Syd Christensen

Personal information
- Full name: Sydney Henry Albert Christensen
- Born: 31 May 1910 Sydney, Australia
- Died: 9 February 1942 (aged 31) Malaya

Playing information
- Position: Five-eighth
Club
| Years | Team | Pld | T | G | FG | P |
| 1928–29 | Glebe | 5 | 4 | 8 | 0 | 28 |
| 1930–37 | Balmain | 63 | 42 | 185 | 0 | 496 |
|  | Total | 68 | 46 | 193 | 0 | 524 |
Representative
| Years | Team | Pld | T | G | FG | P |
| 1930 | Queensland | 1 | 0 | 0 | 0 | 0 |
| 1934 | NSW City | 1 | 0 | 0 | 0 | 0 |
- Source:

= Syd Christensen =

Australian rugby league footballer

Sydney Henry Albert Christensen (31 May 1910 – 9 February 1942) was an Australian rugby league player who played in the 1920s and 1930s and a casualty of World War II.

==Background==
Christensen was born at Sydney on 31 May 1910 and was of Danish descent.

==Playing career==
Syd 'Sardie' Christensen was a first grade player for Glebe for two seasons between 1928 and 1929. He transferred to the Balmain Tigers when the Glebe club disbanded in 1929 and went on to become a prolific point scorer for the Tigers. He played six seasons with Balmain between 1930, 1933–1937. In 1936 he became club captain, and became the first Balmain player to reach 100 points in a season, a record that he achieved three years in a row.

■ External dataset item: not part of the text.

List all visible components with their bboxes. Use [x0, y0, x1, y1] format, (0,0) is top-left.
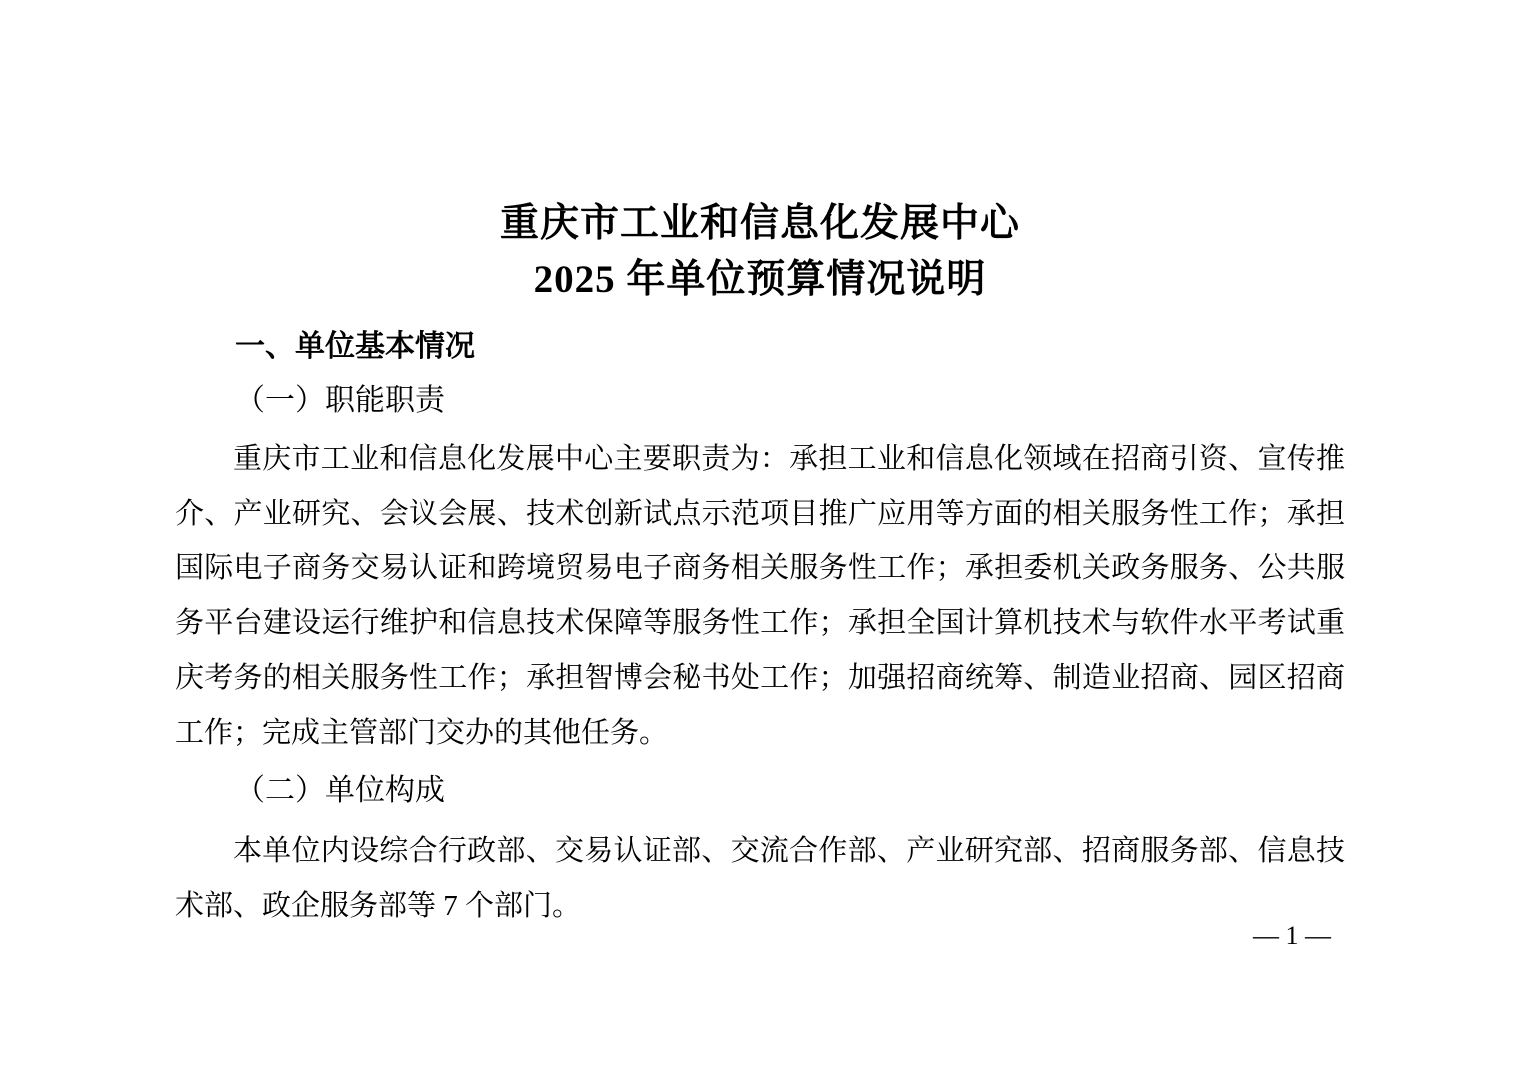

He was the NSWRFL top point scorer in 1933 and 1936. He was captain of the Balmain team that were defeated by Eastern Suburbs in the 1936 Grand Final. He was known as an excellent tactician and goal kicker during his rugby league career.

==War service==
Syd Christensen enlisted in the Australian Army in 1940. He was killed in action on 9 February 1942 in British Malaya, although his death was not confirmed until October 1944.